No siempre la gloria llega con la victoria. Algunas veces se la arranca a la adversidad. Quizá esta gloria sea la más grata y auténtica. Así sucedió el 2 de agosto de 1810 y el 2 de agosto de 1941: dos días de luto pero, sin duda, de inmensa gloria.
El 2 de agosto de 1810 un grupo de valerosos quiteños asaltó el cuartel del Batallón Real de Lima con el propósito de liberar a los líderes patriotas que, el 10 de agosto del año anterior, destituyeron al Presidente de la Real audiencia de Quito, conde Ruiz de Castilla, y organizaron el primer gobierno autónomo de las colonias americanas de España. Las tropas realistas rechazaron el asalto y eliminaron a la mayoría de los atacantes; luego asesinaron a los patriotas encarcelados y, después de tan atroz crimen, se lanzaron a saquear la ciudad cuyos habitantes no se acobardaron y la defendieron heroicamente, utilizando sus herramientas de trabajo: machetes y hachas y otros objetos contundentes como piedras, ladrillos y maderos. La sangrienta lucha sólo se detuvo cuando el obispo de la ciudad salió a las calles llevando en sus manos un crucifijo.
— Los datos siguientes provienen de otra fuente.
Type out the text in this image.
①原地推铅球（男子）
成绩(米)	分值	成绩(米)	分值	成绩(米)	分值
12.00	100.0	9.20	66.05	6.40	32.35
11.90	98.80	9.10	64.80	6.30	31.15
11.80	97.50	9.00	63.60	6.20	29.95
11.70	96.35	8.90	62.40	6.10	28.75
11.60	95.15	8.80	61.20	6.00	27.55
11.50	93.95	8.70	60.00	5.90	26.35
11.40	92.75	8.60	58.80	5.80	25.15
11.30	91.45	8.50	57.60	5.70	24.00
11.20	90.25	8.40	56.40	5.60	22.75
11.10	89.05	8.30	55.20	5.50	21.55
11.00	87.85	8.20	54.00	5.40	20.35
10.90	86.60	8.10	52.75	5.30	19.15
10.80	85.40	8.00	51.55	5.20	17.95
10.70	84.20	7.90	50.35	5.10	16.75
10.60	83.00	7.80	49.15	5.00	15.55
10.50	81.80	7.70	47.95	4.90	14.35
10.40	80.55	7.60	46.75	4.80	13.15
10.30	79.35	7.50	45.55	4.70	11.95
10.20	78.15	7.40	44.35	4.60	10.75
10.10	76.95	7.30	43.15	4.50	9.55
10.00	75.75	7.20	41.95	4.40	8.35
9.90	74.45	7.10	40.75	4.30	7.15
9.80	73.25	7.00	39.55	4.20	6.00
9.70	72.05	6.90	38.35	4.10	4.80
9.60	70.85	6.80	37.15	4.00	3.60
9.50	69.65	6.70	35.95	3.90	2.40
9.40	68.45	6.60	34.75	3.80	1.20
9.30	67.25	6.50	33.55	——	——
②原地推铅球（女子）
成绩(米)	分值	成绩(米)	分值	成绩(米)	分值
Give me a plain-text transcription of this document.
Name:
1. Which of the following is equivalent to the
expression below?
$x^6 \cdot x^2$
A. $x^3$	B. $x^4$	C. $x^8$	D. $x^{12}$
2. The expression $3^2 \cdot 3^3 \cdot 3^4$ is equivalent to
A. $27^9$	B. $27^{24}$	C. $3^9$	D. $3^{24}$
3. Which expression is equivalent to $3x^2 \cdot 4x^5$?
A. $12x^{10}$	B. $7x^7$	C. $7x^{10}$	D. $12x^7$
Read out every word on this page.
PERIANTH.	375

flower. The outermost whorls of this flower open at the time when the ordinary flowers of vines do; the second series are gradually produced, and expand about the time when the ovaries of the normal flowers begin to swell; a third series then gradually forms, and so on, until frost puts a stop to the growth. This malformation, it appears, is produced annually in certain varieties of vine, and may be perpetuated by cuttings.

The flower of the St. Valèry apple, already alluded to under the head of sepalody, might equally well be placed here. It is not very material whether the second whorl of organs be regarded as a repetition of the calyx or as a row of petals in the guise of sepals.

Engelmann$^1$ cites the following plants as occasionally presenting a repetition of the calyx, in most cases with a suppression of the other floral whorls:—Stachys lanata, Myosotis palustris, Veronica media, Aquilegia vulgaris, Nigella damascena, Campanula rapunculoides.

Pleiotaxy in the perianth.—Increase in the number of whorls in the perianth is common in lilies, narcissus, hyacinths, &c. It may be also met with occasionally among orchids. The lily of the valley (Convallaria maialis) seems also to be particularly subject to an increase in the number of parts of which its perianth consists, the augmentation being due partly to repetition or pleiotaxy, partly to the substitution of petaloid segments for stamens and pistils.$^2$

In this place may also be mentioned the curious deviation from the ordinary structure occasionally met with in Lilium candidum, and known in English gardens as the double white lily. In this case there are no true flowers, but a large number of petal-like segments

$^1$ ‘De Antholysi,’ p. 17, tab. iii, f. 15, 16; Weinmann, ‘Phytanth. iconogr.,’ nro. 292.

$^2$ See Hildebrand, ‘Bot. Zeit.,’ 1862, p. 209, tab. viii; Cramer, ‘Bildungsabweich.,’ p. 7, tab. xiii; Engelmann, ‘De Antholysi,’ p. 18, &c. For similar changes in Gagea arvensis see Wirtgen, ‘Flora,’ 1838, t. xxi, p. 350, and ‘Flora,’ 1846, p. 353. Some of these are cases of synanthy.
El Batallón Real de Lima y las tropas venidas del Virreinato de la Nueva Granada ocupaban la ciudad mientras se tramitaba un juicio amañado contra los patriotas del 10 de agosto de 1809, juicio del que se decía terminaría en una sentencia a muerte. Al conocerse tan terrible amenaza, se produjo el asalto al cuartel del Batallón Real Lima, con el trágico desenlace. En los partes militares se habló de alrededor de 300 quiteños muertos y de una cifra equivalente de militares realistas caídos.
El religioso chileno padre Enríquez, testigo de los hechos, conmovido y asombrado por el valor de los quiteños, promovió la colocación de una placa en el faro de Valparaíso, con esta inscripción: “Quito luz de América”.
Durante la invasión peruana de 1941, el joven subteniente Hugo Ortiz, comandante del destacamento Santiago, en la orilla sur del río de ese nombre, escuchó el 1 de agosto disparos del ataque peruano al destacamento al otro lado del río, donde confluye el Yaupi. De ese destacamento se incorporó un soldado que había logrado evadirse, quien le informó del ataque perpetrado por alrededor de doscientos soldados. Él arengó patrióticamente a sus ocho soldados, con los que fortificó al máximo las trincheras para oponer al invasor la mayor resistencia posible. Ordenó consumir las aves de corral y dispuso que vistan lo mejor que tenían entre los deshilachados y viejos uniformes: “un soldado ecuatoriano aún de muerto debe infundir respeto”. Y cuando en la mañana siguiente los peruanos atacaron, los repelió con total determinación, y, ante sus llamadas para que se rinda, estaban conscientes de su absoluta superioridad, les contestó: “Un soldado ecuatoriano nunca se rinde” y siguió disparando hasta morir. Los peruanos, impresionados por su valor, tuvieron la hidalguía de sepultarlo con honores.